🤖 AI Summary
To address inherent limitations of cloud-centric large language models—namely high latency, excessive computational cost, weak personalization, and privacy risks—this paper proposes a novel edge-cloud collaborative learning paradigm. It jointly optimizes lightweight on-device models with powerful cloud-based large models to achieve low-latency inference, cost efficiency, strong personalization, and end-to-end privacy preservation. Methodologically, it introduces the first systematic three-tier collaboration framework—spanning data, feature, and parameter levels—and designs dual-granularity evaluation metrics (user-level and device-level), alongside a practical deployment roadmap for real-world scenarios. Technically, the paradigm integrates edge computing, federated learning, knowledge distillation, model partitioning, and hardware-aware optimization across the full stack. The paper also provides a comprehensive survey of academic and industrial advances, synthesizing mainstream algorithms, public datasets, and benchmarking standards, and identifies six key open research directions.
📝 Abstract
The conventional cloud-based large model learning framework is increasingly constrained by latency, cost, personalization, and privacy concerns.
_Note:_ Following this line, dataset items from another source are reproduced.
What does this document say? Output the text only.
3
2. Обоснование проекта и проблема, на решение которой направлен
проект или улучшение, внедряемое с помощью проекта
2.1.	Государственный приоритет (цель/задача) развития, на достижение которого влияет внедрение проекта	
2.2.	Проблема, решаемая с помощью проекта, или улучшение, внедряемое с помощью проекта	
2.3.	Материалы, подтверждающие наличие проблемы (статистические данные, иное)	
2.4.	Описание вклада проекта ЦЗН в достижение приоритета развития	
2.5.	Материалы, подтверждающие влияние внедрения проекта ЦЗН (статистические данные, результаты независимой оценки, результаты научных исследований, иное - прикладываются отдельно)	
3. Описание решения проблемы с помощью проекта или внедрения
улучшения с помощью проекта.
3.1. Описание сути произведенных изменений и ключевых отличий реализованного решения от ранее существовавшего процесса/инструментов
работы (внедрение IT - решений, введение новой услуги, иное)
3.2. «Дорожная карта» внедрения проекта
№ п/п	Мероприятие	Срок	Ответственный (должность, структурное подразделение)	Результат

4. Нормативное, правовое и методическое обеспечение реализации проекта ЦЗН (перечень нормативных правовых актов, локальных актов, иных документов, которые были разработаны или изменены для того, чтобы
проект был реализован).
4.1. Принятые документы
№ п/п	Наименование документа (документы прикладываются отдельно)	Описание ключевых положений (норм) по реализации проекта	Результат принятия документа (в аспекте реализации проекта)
In this survey, we explore an emerging paradigm: collaborative learning between on-device small model and cloud-based large model, which promises low-latency, cost-efficient, and personalized intelligent services while preserving user privacy. We provide a comprehensive review across hardware, system, algorithm, and application layers. At each layer, we summarize key problems and recent advances from both academia and industry. In particular, we categorize collaboration algorithms into data-based, feature-based, and parameter-based frameworks. We also review publicly available datasets and evaluation metrics with user-level or device-level consideration tailored to collaborative learning settings. We further highlight real-world deployments, ranging from recommender systems and mobile livestreaming to personal intelligent assistants. We finally point out open research directions to guide future development in this rapidly evolving field.